Amid the activity on the Ginetta stand at Autosport International, surrounded by his company’s cars, Lawrence Tomlinson is a man excited about the 2013 season.
Ginetta’s ‘ladder’ of single marque – if not single model – championships remains strong, with prospective customers flocking to the stand over the four day event. However, to the Ginetta Junior, GT Supercup and GT5 Challenge series the Yorkshire based company are adding to their activity this year, stepping up their involvement in the Avon Tyres British GT Championship while encouraging young drivers into motorsport through a new partnership with Easykart.
The excitement may simply be down to the fact that Tomlinson will return to the driving seat of the Ginetta G55 GT3 for a full season (or as full as business commitments allow) in British GT alongside Richard Sykes.
However, both the announcement of the works GT team and the Easykart partnership add further rungs to the Ginetta ladder in British racing that Tomlinson and Ginetta have worked so hard to make a success.
It’s hard to disagree with them, with drivers progressing through the Junior and Supercup series that share the TOCA package with the BTCC and now looking at progressing into endurance racing in the British GT Championship.
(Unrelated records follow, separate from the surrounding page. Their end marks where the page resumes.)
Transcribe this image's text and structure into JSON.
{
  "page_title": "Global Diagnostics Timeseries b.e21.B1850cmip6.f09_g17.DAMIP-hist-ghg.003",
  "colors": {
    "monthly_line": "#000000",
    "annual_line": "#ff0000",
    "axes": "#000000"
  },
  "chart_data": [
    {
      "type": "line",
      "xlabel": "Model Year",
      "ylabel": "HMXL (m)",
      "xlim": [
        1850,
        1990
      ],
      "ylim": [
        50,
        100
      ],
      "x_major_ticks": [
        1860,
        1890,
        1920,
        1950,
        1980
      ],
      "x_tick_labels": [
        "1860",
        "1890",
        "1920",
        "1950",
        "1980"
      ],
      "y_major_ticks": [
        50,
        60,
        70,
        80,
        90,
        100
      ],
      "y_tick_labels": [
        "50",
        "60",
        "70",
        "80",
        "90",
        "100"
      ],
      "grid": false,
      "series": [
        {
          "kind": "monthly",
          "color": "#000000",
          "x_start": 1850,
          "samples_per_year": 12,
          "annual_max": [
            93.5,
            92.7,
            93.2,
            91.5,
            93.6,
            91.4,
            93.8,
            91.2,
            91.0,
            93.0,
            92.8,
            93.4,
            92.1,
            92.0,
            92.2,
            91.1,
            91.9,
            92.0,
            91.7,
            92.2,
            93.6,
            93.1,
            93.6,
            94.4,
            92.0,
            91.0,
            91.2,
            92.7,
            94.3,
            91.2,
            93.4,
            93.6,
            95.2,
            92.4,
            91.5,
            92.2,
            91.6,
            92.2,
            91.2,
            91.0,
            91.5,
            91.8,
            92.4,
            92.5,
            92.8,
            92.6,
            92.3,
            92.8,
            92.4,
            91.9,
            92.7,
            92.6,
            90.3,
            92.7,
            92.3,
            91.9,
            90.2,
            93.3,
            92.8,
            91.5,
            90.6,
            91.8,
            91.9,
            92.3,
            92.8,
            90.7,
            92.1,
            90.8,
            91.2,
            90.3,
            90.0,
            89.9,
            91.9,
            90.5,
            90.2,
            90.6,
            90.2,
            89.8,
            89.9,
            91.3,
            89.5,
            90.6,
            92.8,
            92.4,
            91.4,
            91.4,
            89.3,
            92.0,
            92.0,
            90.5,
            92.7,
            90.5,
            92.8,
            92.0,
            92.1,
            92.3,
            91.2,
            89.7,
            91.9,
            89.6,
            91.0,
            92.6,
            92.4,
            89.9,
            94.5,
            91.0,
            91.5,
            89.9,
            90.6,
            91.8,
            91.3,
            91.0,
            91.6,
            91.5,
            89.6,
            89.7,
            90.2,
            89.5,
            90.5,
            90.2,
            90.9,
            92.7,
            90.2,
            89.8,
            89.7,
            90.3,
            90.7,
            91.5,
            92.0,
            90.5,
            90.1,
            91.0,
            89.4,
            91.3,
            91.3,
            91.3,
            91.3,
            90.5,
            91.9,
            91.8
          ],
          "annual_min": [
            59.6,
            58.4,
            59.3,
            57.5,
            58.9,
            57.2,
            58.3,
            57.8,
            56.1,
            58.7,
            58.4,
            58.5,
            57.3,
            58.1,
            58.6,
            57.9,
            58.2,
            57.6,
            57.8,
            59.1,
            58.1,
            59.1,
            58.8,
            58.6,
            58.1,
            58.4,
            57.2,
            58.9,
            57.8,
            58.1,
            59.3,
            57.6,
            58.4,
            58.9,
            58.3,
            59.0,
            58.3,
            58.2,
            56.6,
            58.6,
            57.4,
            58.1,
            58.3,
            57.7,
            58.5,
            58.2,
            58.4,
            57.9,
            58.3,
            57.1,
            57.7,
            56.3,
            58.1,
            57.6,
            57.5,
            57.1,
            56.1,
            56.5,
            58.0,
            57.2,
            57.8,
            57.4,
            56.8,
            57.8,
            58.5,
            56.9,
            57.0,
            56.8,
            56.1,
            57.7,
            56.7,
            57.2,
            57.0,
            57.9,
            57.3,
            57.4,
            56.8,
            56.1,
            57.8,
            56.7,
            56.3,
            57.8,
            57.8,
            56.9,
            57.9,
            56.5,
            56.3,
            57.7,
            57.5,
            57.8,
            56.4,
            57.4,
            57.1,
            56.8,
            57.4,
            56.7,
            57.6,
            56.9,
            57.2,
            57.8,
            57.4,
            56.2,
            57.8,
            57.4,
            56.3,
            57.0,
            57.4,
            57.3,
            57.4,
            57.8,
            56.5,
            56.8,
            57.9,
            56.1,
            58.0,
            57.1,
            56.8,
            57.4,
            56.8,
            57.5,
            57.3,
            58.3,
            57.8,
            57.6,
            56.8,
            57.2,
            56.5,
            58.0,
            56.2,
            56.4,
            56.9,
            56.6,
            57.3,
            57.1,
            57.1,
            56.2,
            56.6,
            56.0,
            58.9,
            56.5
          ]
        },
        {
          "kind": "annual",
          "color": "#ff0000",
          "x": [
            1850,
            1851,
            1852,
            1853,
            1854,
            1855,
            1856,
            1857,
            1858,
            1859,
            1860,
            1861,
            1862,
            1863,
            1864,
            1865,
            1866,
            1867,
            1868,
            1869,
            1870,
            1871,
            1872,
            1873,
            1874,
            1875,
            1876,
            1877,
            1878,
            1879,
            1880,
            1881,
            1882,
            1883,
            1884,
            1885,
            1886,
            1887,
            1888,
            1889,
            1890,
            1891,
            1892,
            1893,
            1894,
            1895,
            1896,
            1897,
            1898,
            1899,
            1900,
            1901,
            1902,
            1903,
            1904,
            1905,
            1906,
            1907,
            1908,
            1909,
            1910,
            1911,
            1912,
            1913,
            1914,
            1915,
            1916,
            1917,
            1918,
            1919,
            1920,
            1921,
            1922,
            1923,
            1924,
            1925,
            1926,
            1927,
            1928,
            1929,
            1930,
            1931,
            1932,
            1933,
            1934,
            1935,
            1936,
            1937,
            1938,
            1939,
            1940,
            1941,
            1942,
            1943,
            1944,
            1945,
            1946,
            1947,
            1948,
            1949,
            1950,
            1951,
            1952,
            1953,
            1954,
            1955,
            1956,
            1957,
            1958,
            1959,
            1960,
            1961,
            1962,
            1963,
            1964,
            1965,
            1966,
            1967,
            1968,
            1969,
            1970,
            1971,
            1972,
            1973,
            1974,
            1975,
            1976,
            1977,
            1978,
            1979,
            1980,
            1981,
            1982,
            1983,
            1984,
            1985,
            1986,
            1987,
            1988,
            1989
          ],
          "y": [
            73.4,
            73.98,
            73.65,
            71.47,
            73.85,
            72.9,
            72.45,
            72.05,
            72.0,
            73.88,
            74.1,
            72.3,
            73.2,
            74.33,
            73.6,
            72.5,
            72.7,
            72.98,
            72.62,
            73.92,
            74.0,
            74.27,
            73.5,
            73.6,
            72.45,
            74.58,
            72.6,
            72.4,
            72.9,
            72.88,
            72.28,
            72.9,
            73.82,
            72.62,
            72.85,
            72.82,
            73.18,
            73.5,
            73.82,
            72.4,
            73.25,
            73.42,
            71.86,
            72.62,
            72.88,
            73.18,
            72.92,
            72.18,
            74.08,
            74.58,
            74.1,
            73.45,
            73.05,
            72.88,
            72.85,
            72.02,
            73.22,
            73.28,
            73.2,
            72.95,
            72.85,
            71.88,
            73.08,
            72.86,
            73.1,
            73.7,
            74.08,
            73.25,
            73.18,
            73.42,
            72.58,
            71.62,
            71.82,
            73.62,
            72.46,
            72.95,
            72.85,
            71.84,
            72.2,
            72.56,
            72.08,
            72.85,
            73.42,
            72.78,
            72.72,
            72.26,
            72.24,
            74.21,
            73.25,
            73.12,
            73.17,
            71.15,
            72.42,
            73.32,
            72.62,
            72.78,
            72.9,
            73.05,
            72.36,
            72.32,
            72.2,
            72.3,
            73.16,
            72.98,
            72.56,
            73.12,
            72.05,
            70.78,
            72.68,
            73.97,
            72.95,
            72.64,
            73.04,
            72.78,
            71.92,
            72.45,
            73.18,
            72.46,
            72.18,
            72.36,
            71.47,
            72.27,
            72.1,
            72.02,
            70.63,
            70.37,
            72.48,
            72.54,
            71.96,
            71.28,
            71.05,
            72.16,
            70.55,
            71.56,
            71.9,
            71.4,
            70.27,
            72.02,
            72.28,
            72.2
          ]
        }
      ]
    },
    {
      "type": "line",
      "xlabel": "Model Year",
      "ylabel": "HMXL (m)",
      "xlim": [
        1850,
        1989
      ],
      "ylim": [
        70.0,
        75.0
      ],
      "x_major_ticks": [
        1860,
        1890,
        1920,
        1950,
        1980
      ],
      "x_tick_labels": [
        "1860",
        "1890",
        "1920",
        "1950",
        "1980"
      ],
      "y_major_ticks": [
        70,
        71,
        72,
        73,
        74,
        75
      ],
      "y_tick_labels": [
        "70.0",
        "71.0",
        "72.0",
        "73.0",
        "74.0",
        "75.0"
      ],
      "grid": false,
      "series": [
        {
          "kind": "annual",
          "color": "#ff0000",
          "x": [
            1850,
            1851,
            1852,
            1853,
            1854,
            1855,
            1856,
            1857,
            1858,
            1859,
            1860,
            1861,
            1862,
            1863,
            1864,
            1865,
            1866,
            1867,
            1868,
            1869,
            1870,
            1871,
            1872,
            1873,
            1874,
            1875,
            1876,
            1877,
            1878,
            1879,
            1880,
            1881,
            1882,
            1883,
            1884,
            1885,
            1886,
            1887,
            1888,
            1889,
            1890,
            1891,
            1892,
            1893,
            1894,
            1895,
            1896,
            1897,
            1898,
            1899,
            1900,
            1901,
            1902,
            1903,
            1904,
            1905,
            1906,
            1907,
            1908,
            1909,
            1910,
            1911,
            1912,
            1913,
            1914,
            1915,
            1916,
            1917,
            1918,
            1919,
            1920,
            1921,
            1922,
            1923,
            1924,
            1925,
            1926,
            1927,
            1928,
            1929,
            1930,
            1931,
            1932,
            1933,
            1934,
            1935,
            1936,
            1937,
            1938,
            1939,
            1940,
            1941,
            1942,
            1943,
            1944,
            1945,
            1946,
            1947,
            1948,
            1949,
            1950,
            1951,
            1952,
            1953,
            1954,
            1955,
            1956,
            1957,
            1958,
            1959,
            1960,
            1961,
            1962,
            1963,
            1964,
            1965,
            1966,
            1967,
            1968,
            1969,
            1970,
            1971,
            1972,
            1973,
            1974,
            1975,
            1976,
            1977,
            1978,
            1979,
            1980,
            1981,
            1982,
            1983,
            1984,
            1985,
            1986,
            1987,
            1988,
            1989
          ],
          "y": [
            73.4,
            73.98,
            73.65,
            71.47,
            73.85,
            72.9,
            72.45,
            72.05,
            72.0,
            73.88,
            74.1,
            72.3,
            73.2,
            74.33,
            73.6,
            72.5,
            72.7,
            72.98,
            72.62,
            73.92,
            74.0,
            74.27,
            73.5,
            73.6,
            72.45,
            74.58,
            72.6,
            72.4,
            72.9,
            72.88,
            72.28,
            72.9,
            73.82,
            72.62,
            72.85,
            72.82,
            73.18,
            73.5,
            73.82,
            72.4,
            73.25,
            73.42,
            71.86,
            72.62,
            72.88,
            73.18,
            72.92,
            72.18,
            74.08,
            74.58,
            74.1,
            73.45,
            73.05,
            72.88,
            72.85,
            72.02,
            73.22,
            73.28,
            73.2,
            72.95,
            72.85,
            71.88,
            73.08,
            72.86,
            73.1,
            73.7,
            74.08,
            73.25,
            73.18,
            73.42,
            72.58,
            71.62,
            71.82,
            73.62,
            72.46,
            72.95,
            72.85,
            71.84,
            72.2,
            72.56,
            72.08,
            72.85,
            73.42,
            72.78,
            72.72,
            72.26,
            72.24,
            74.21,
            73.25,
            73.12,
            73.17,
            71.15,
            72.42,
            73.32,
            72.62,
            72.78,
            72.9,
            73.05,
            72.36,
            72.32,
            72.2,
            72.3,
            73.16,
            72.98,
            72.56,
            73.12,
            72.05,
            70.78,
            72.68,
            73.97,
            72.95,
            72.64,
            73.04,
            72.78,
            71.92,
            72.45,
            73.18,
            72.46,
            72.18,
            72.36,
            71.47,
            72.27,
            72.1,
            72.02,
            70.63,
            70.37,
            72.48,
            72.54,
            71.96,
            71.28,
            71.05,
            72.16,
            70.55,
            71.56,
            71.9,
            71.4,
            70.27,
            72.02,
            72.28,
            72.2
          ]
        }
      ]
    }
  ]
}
Proof, if any where needed is provided by GT Supercup stalwarts Tom Sharp and Colin White joining forces as IDL Racing with CWS and entering British GT with a G55 GT3.
Especially if a number of off-season developments aimed at treating an reliability Achilles Heal that was arrowed all too often in races during 2012 the GT3 adds a top rung onto the ladder, Sharp and White the first to test the theory.
“It’s just proves the Ginetta ladder,” Tomlinson says, “people coming in from junior motorsport up in to G50, G55’s and actually missing out GT4 and going straight into GT3.”
Tomlinson also points out that the ladder not only caters for ‘career’ drivers progressing up the series, but for gentleman drivers, a fact important as the latest step in the ladder takes Ginetta into a series where the Pro-Am make-up of driver combinations is help aloft as a selling point. He puts forward the case of his own new teammate for the season.
“He came to watch me race at Le Mans in 2006, he then brought a G20 – several G20s – and ran those, ran in the G50s and then came back and did some G40 driving, drove in the Britcar 24 in a G40 and now he’s coming back into GT3 and I’ll think he’ll be a shining example of how a gentleman driver who’s very, very good can start from G20 and get up into GT3 it’s a fantastic example of the ladder.”
While the strengthening of their GT3 product adds at the top of the ladder, the new partnership with Easykart throws down a line to those prospective drivers below the catchment currently catered for by Ginetta Juniors. As Tomlinson outlines the workings of the arrangements it is clear that the deal will benefit both karting and Ginetta, and the UK racing scene in general.
“We’ll help provide people into karting and then Easykart will work with us so that at 14 people can decide to continue in karting or take a car racing path,” he explains. “We’re working with the industry, not just taking from it, but putting back in and showing people who come into kart – them and their parents – how they can make a career in motorsport.”
The long-term goal of the Easykart partnership is to find drivers who in the future will progress up the Ginetta ladder, one day representing them at the 24 Hours of Le Mans.
Though the company doesn’t currently have a car eligible for Le Mans, though when Tomlinson says “yet” it is easy to get the impression it is more a matter of time. A GTE car topping the Ginetta pricelists would extend the ladder still further towards the pinnacle of GT racing.
In 2013 Ginetta’s works racing in Europe will been confined to a limited number of races, at most. Tomlinson mentions the possibility of GT races in Spain, as well as the prospect of tackling the 24 hour races on both the Nurburgring and Spa circuits, both of which currently have GT3 cars as their premier classes.
“It’s [about] going out and proving the car in new markets,” Tomlinson explains the thinking behind expanding Ginetta’s sights into Europe. “If we ran at the Spa 24 we’d have to run in the G3 category because we’re nationally homologated, but we can still go there and enjoy it and fly the flag for Ginetta.”
Taking the Ginetta G55 GT3 – almost certainly in the brand’s orange livery – into Europe would add yet another level to the Ginetta progression, the ladder bridging the channel extending still further the principle that has become central to the company’s racing exploits.